New elections to these posts are to be held at the SCV national convention this July in Nashville. Already, several hate group members have said they will run.
Sweeney's purged GEC also voted to negotiate a formal break with the MOSB. It removed Louisiana leader Ed Cailleteau and Beau Cantrell, whose GEC membership had just been stripped, as co-chairs of the July convention. At the same time, the GEC donated $10,000 in SCV funds to Lyons' law firm, the Southern Legal Resource Center (SLRC). The SLRC is tied tightly to the SCV radicals — a tie illustrated by the fact that Ron Wilson's daughter, Allison Schaum, has worked for SLRC for years. And Lyons has known Sweeney since the 1990s, when he helped him fight the removal of Confederate plaques from the Texas Supreme Court.
Tempers flared frequently during the day. Toward the end, ex-GEC member Beau Cantrell made a profane hand gesture after being taunted by Jim Pierce, a key SCV radical who has circulated racist caricatures of blacks and has taken lately to signing his E-mails "Uncle Remus." Another SCV member asked a deputy sheriff to arrest Cantrell, and he was taken in. He was later released without charges.
The events of April 23 left moderates throughout the SCV furious, and key leaders denounced what they saw as Sweeney's devious tactics. "In the Missouri division," state commander John Christensen wrote in an e-mail addressed to Sweeney, "we believe we can disagree on an issue without being vile. ... We believe that with free speech and assembly, discussion affords protection against the spread of noxious doctrine. ... The personal vendettas, purges, recriminations and rancor sown by your administration are not good for any organization and may become the seeds of destruction for our beloved Sons of Confederate Veterans."

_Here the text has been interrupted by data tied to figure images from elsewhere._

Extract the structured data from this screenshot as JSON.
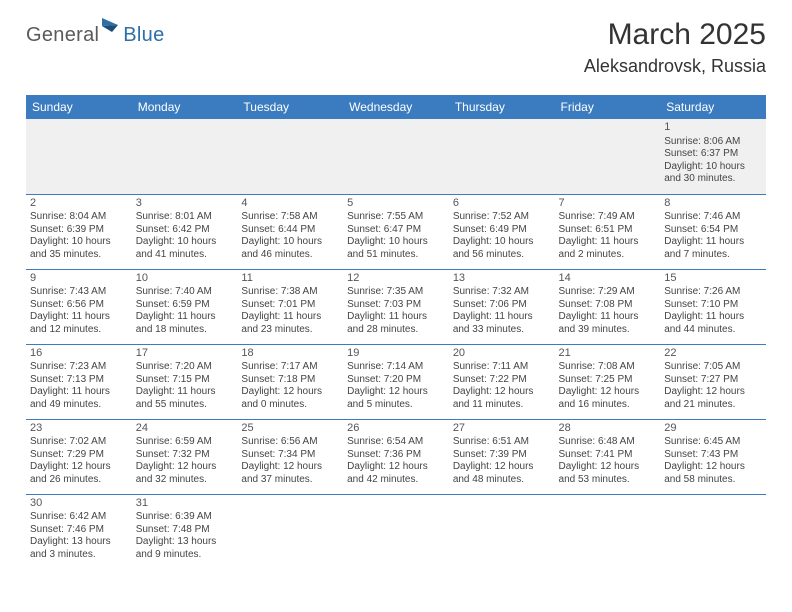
{
  "logo": {
    "part1": "General",
    "part2": "Blue"
  },
  "title": "March 2025",
  "location": "Aleksandrovsk, Russia",
  "colors": {
    "header_bg": "#3b7bbf",
    "header_text": "#ffffff",
    "cell_border": "#3b7bbf",
    "page_bg": "#ffffff",
    "text": "#444444",
    "logo_blue": "#2f6fa8",
    "logo_gray": "#5a5a5a",
    "first_row_bg": "#f0f0f0"
  },
  "weekdays": [
    "Sunday",
    "Monday",
    "Tuesday",
    "Wednesday",
    "Thursday",
    "Friday",
    "Saturday"
  ],
  "weeks": [
    [
      null,
      null,
      null,
      null,
      null,
      null,
      {
        "n": "1",
        "sr": "Sunrise: 8:06 AM",
        "ss": "Sunset: 6:37 PM",
        "dl": "Daylight: 10 hours and 30 minutes."
      }
    ],
    [
      {
        "n": "2",
        "sr": "Sunrise: 8:04 AM",
        "ss": "Sunset: 6:39 PM",
        "dl": "Daylight: 10 hours and 35 minutes."
      },
      {
        "n": "3",
        "sr": "Sunrise: 8:01 AM",
        "ss": "Sunset: 6:42 PM",
        "dl": "Daylight: 10 hours and 41 minutes."
      },
      {
        "n": "4",
        "sr": "Sunrise: 7:58 AM",
        "ss": "Sunset: 6:44 PM",
        "dl": "Daylight: 10 hours and 46 minutes."
      },
      {
        "n": "5",
        "sr": "Sunrise: 7:55 AM",
        "ss": "Sunset: 6:47 PM",
        "dl": "Daylight: 10 hours and 51 minutes."
      },
      {
        "n": "6",
        "sr": "Sunrise: 7:52 AM",
        "ss": "Sunset: 6:49 PM",
        "dl": "Daylight: 10 hours and 56 minutes."
      },
      {
        "n": "7",
        "sr": "Sunrise: 7:49 AM",
        "ss": "Sunset: 6:51 PM",
        "dl": "Daylight: 11 hours and 2 minutes."
      },
      {
        "n": "8",
        "sr": "Sunrise: 7:46 AM",
        "ss": "Sunset: 6:54 PM",
        "dl": "Daylight: 11 hours and 7 minutes."
      }
    ],
    [
      {
        "n": "9",
        "sr": "Sunrise: 7:43 AM",
        "ss": "Sunset: 6:56 PM",
        "dl": "Daylight: 11 hours and 12 minutes."
      },
      {
        "n": "10",
        "sr": "Sunrise: 7:40 AM",
        "ss": "Sunset: 6:59 PM",
        "dl": "Daylight: 11 hours and 18 minutes."
      },
      {
        "n": "11",
        "sr": "Sunrise: 7:38 AM",
        "ss": "Sunset: 7:01 PM",
        "dl": "Daylight: 11 hours and 23 minutes."
      },
      {
        "n": "12",
        "sr": "Sunrise: 7:35 AM",
        "ss": "Sunset: 7:03 PM",
        "dl": "Daylight: 11 hours and 28 minutes."
      },
      {
        "n": "13",
        "sr": "Sunrise: 7:32 AM",
        "ss": "Sunset: 7:06 PM",
        "dl": "Daylight: 11 hours and 33 minutes."
      },
      {
        "n": "14",
        "sr": "Sunrise: 7:29 AM",
        "ss": "Sunset: 7:08 PM",
        "dl": "Daylight: 11 hours and 39 minutes."
      },
      {
        "n": "15",
        "sr": "Sunrise: 7:26 AM",
        "ss": "Sunset: 7:10 PM",
        "dl": "Daylight: 11 hours and 44 minutes."
      }
    ],
    [
      {
        "n": "16",
        "sr": "Sunrise: 7:23 AM",
        "ss": "Sunset: 7:13 PM",
        "dl": "Daylight: 11 hours and 49 minutes."
      },
      {
        "n": "17",
        "sr": "Sunrise: 7:20 AM",
        "ss": "Sunset: 7:15 PM",
        "dl": "Daylight: 11 hours and 55 minutes."
      },
      {
        "n": "18",
        "sr": "Sunrise: 7:17 AM",
        "ss": "Sunset: 7:18 PM",
        "dl": "Daylight: 12 hours and 0 minutes."
      },
      {
        "n": "19",
        "sr": "Sunrise: 7:14 AM",
        "ss": "Sunset: 7:20 PM",
        "dl": "Daylight: 12 hours and 5 minutes."
      },
      {
        "n": "20",
        "sr": "Sunrise: 7:11 AM",
        "ss": "Sunset: 7:22 PM",
        "dl": "Daylight: 12 hours and 11 minutes."
      },
      {
        "n": "21",
        "sr": "Sunrise: 7:08 AM",
        "ss": "Sunset: 7:25 PM",
        "dl": "Daylight: 12 hours and 16 minutes."
      },
      {
        "n": "22",
        "sr": "Sunrise: 7:05 AM",
        "ss": "Sunset: 7:27 PM",
        "dl": "Daylight: 12 hours and 21 minutes."
      }
    ],
    [
      {
        "n": "23",
        "sr": "Sunrise: 7:02 AM",
        "ss": "Sunset: 7:29 PM",
        "dl": "Daylight: 12 hours and 26 minutes."
      },
      {
        "n": "24",
        "sr": "Sunrise: 6:59 AM",
        "ss": "Sunset: 7:32 PM",
        "dl": "Daylight: 12 hours and 32 minutes."
      },
      {
        "n": "25",
        "sr": "Sunrise: 6:56 AM",
        "ss": "Sunset: 7:34 PM",
        "dl": "Daylight: 12 hours and 37 minutes."
      },
      {
        "n": "26",
        "sr": "Sunrise: 6:54 AM",
        "ss": "Sunset: 7:36 PM",
        "dl": "Daylight: 12 hours and 42 minutes."
      },
      {
        "n": "27",
        "sr": "Sunrise: 6:51 AM",
        "ss": "Sunset: 7:39 PM",
        "dl": "Daylight: 12 hours and 48 minutes."
      },
      {
        "n": "28",
        "sr": "Sunrise: 6:48 AM",
        "ss": "Sunset: 7:41 PM",
        "dl": "Daylight: 12 hours and 53 minutes."
      },
      {
        "n": "29",
        "sr": "Sunrise: 6:45 AM",
        "ss": "Sunset: 7:43 PM",
        "dl": "Daylight: 12 hours and 58 minutes."
      }
    ],
    [
      {
        "n": "30",
        "sr": "Sunrise: 6:42 AM",
        "ss": "Sunset: 7:46 PM",
        "dl": "Daylight: 13 hours and 3 minutes."
      },
      {
        "n": "31",
        "sr": "Sunrise: 6:39 AM",
        "ss": "Sunset: 7:48 PM",
        "dl": "Daylight: 13 hours and 9 minutes."
      },
      null,
      null,
      null,
      null,
      null
    ]
  ]
}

The battle within the SCV has already cost the organization — which recently had some 36,000 members — "several thousand members," according to Faggert's affidavit. Many have started new groups, including several "Robert E. Lee societies" in North Carolina, that are meant to be non-racist history clubs. In April, a new group called the United Sons of Confederate Veterans also was chartered by Robert Murphree in Mississippi. In the weeks that followed, it appeared that John French — one of those stripped of their elected SCV posts — was taking a leadership role.
French had a warning for those who remain behind, saying in a farewell message that they "will awaken one morning to [find] nothing left of the SCV. All assets will be gone and the once proud organization left to rot." French signed his e-mail, "Mississippi Commander, United Sons of Confederate Veterans."